Ce tableau pessimiste doit néanmoins être nuancé et les investisseurs en sont conscients. Si le secteur manufacturier est à la peine, pratiquement tous les autres secteurs d’activité sont en croissance, tout comme le marché de l’emploi. Les actions restent encore l’actif liquide qui fait le plus de sens dans cet environnement risqué, mais l’or pourrait aussi jouer son rôle de refuge.


Car il ne faut pas oublier le sujet critique de l’inflation. Officiellement, elle peine à décoller. Mais certains estiment que les mouvements de contestation dans le monde (dont les gilets jaunes en France) sont le reflet d’un renchérissement du coût de la vie pour les classes les moins aisées. Les injections massives de liquidités ont profité aux actifs financiers et immobiliers, mais ont peu touché l’économie réelle, notamment au travers des salaires. Avec des banques centrales qui cherchent toujours activement à la relancer, des gouvernements qui vont bientôt retrouver de la marge manoeuvre budgétaire (grâce à la baisse de leur charge d’intérêt sur la dette) et les incertitudes sur le prix de l’énergie (pétrole, électricité), l’inflation pourrait rapidement réapparaître. Les conséquences pour la classe d’actif obligataire seraient désastreuses, mais l’or pourrait en profiter.

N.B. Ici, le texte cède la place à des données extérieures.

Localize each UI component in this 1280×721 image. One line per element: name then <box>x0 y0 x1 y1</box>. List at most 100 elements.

Pour ne pas oublier l’actualité politique, de nombreux sujets seront à surveiller dans les semaines à venir. Aux Etats-Unis, la campagne électorale approche et se présente assez mal pour Donald Trump qui doit affronter une procédure de destitution. Face à lui, la récente envolée dans les sondages de la démocrate Elisabeth Warren est une réelle menace pour les marchés. Elle projette en effet de démanteler les GAFA, de réguler les banques et d’interdire le fracking (fracturation hydraulique permettant d’extraire les gaz et pétroles de schiste) au secteur de l’énergie. Et elle a un plan pour ça.

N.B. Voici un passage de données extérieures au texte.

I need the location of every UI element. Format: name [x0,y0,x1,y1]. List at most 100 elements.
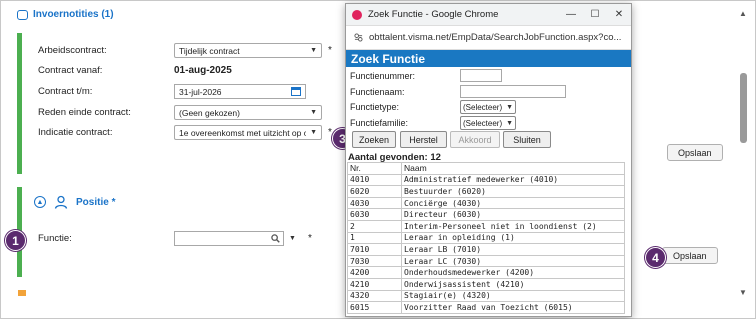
chevron-down-icon[interactable]: ▼ [289,235,296,242]
row-functiefamilie: Functiefamilie: (Selecteer) ▼ [350,116,517,130]
search-icon[interactable] [271,234,280,243]
scroll-down-icon[interactable]: ▼ [739,288,747,297]
cell-naam[interactable]: Leraar LB (7010) [401,243,625,256]
step-badge-1: 1 [5,230,26,251]
browser-logo-icon [352,9,362,20]
functiefamilie-value: (Selecteer) [463,118,503,128]
functietype-label: Functietype: [350,102,400,112]
arbeidscontract-select[interactable]: Tijdelijk contract ▼ [174,43,322,58]
cell-naam[interactable]: Onderwijsassistent (4210) [401,277,625,291]
popup-titlebar[interactable]: Zoek Functie - Google Chrome — ☐ ✕ [346,4,631,26]
cell-naam[interactable]: Stagiair(e) (4320) [401,289,625,303]
row-functienaam: Functienaam: [350,85,566,98]
table-row[interactable]: 4200 Onderhoudsmedewerker (4200) [347,266,625,279]
functietype-select[interactable]: (Selecteer) ▼ [460,100,517,114]
status-square [18,290,26,296]
cell-naam[interactable]: Leraar LC (7030) [401,254,625,268]
app-frame: Invoernotities (1) Arbeidscontract: Tijd… [0,0,756,319]
notes-header[interactable]: Invoernotities (1) [17,9,114,20]
required-mark: * [328,45,332,56]
cell-naam[interactable]: Onderhoudsmedewerker (4200) [401,266,625,279]
functiefamilie-select[interactable]: (Selecteer) ▼ [460,116,517,130]
results-table: Nr. Naam 4010 Administratief medewerker (… [347,162,625,314]
cell-naam[interactable]: Administratief medewerker (4010) [401,173,625,187]
functienummer-input[interactable] [460,69,502,82]
tm-label: Contract t/m: [38,86,93,97]
cell-nr[interactable]: 4010 [347,173,402,187]
cell-naam[interactable]: Interim-Personeel niet in loondienst (2) [401,219,625,233]
table-row[interactable]: 4320 Stagiair(e) (4320) [347,289,625,303]
chevron-up-icon[interactable]: ▲ [34,196,46,208]
page-scrollbar[interactable]: ▲ ▼ [739,9,749,299]
cell-nr[interactable]: 4030 [347,196,402,210]
save-button-contract[interactable]: Opslaan [667,144,723,161]
minimize-icon[interactable]: — [559,9,583,20]
indicatie-value: 1e overeenkomst met uitzicht op onb [179,127,307,138]
cell-nr[interactable]: 4200 [347,266,402,279]
functienaam-input[interactable] [460,85,566,98]
cell-nr[interactable]: 2 [347,219,402,233]
calendar-icon[interactable] [291,87,301,96]
scroll-up-icon[interactable]: ▲ [739,9,747,18]
functietype-value: (Selecteer) [463,102,503,112]
popup-urlbar[interactable]: obttalent.visma.net/EmpData/SearchJobFun… [346,26,631,50]
cell-naam[interactable]: Directeur (6030) [401,208,625,221]
cell-nr[interactable]: 4320 [347,289,402,303]
row-vanaf: Contract vanaf: 01-aug-2025 [38,65,232,76]
table-header-row: Nr. Naam [347,162,625,175]
row-functie: Functie: ▼ * [38,231,312,246]
close-icon[interactable]: ✕ [607,9,631,20]
table-row[interactable]: 4210 Onderwijsassistent (4210) [347,277,625,291]
positie-header[interactable]: ▲ Positie * [34,195,115,209]
comment-icon [17,9,28,20]
chevron-down-icon: ▼ [310,129,317,136]
functienaam-label: Functienaam: [350,86,405,97]
cell-nr[interactable]: 6020 [347,185,402,198]
cell-nr[interactable]: 7030 [347,254,402,268]
cell-nr[interactable]: 7010 [347,243,402,256]
herstel-button[interactable]: Herstel [400,131,447,148]
functie-search-input[interactable] [174,231,284,246]
notes-title: Invoernotities (1) [33,9,114,20]
indicatie-select[interactable]: 1e overeenkomst met uitzicht op onb ▼ [174,125,322,140]
required-mark: * [307,233,312,244]
cell-naam[interactable]: Conciërge (4030) [401,196,625,210]
scroll-thumb[interactable] [740,73,747,143]
cell-nr[interactable]: 4210 [347,277,402,291]
chevron-down-icon: ▼ [506,103,514,111]
zoeken-button[interactable]: Zoeken [352,131,396,148]
maximize-icon[interactable]: ☐ [583,9,607,20]
positie-title: Positie * [76,196,116,208]
vanaf-value: 01-aug-2025 [174,65,232,76]
table-row[interactable]: 7030 Leraar LC (7030) [347,254,625,268]
site-info-icon[interactable] [354,33,363,42]
table-row[interactable]: 6030 Directeur (6030) [347,208,625,221]
step-badge-4: 4 [645,247,666,268]
sluiten-button[interactable]: Sluiten [503,131,551,148]
cell-nr[interactable]: 6030 [347,208,402,221]
row-reden: Reden einde contract: (Geen gekozen) ▼ [38,105,322,120]
reden-select[interactable]: (Geen gekozen) ▼ [174,105,322,120]
functienummer-label: Functienummer: [350,70,416,81]
table-row[interactable]: 6015 Voorzitter Raad van Toezicht (6015) [347,301,625,314]
save-button-positie[interactable]: Opslaan [662,247,718,264]
table-row[interactable]: 4010 Administratief medewerker (4010) [347,173,625,187]
table-row[interactable]: 1 Leraar in opleiding (1) [347,231,625,245]
cell-naam[interactable]: Bestuurder (6020) [401,185,625,198]
cell-naam[interactable]: Voorzitter Raad van Toezicht (6015) [401,301,625,314]
column-header-nr: Nr. [347,162,402,175]
popup-window-title: Zoek Functie - Google Chrome [368,9,499,20]
table-row[interactable]: 6020 Bestuurder (6020) [347,185,625,198]
row-tm: Contract t/m: 31-jul-2026 [38,84,306,99]
indicatie-label: Indicatie contract: [38,127,113,138]
popup-url: obttalent.visma.net/EmpData/SearchJobFun… [369,32,622,43]
cell-naam[interactable]: Leraar in opleiding (1) [401,231,625,245]
table-row[interactable]: 7010 Leraar LB (7010) [347,243,625,256]
cell-nr[interactable]: 1 [347,231,402,245]
table-row[interactable]: 2 Interim-Personeel niet in loondienst (2… [347,219,625,233]
table-row[interactable]: 4030 Conciërge (4030) [347,196,625,210]
functie-label: Functie: [38,233,72,244]
cell-nr[interactable]: 6015 [347,301,402,314]
akkoord-button[interactable]: Akkoord [450,131,500,148]
tm-date-input[interactable]: 31-jul-2026 [174,84,306,99]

En Asie, les tensions à Hong Kong sont graves. Tout dérapage du gouvernement chinois pourrait avoir de lourdes implications vis-à-vis de la communauté internationale.

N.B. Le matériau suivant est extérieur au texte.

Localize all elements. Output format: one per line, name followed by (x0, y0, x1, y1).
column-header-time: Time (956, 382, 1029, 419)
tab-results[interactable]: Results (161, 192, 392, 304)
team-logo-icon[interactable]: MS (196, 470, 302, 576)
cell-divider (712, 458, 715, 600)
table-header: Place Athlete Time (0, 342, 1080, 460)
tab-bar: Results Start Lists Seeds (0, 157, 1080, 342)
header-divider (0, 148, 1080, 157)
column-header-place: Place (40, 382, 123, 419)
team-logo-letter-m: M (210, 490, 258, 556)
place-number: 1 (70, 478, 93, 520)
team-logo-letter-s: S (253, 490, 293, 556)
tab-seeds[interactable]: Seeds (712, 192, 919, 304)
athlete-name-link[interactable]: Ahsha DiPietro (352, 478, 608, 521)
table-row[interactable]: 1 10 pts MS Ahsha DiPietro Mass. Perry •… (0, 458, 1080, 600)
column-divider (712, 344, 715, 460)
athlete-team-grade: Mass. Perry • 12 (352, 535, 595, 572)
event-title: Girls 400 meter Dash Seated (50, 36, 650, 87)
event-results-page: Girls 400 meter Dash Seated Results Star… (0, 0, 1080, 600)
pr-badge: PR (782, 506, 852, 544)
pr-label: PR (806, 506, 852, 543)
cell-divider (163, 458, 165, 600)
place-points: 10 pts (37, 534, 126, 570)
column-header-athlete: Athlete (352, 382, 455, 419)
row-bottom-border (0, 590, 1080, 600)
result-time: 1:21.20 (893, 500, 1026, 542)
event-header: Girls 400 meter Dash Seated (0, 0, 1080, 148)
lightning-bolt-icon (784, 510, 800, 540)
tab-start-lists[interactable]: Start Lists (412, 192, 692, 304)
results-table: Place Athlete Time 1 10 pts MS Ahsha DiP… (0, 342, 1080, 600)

En Europe, le Brexit reste une totale inconnue, Boris Johnson étant incapable de trouver une unité politique autour de lui.
Enfin au Moyen-Orient, le désintérêt croissant des Etats-Unis pour le pétrole saoudien fait peser une réelle menace sur la stabilité de la région. Des pays comme l’Iran ou la Turquie pourraient en profiter pour avancer localement.
L’agenda des investisseurs restera donc bien chargé.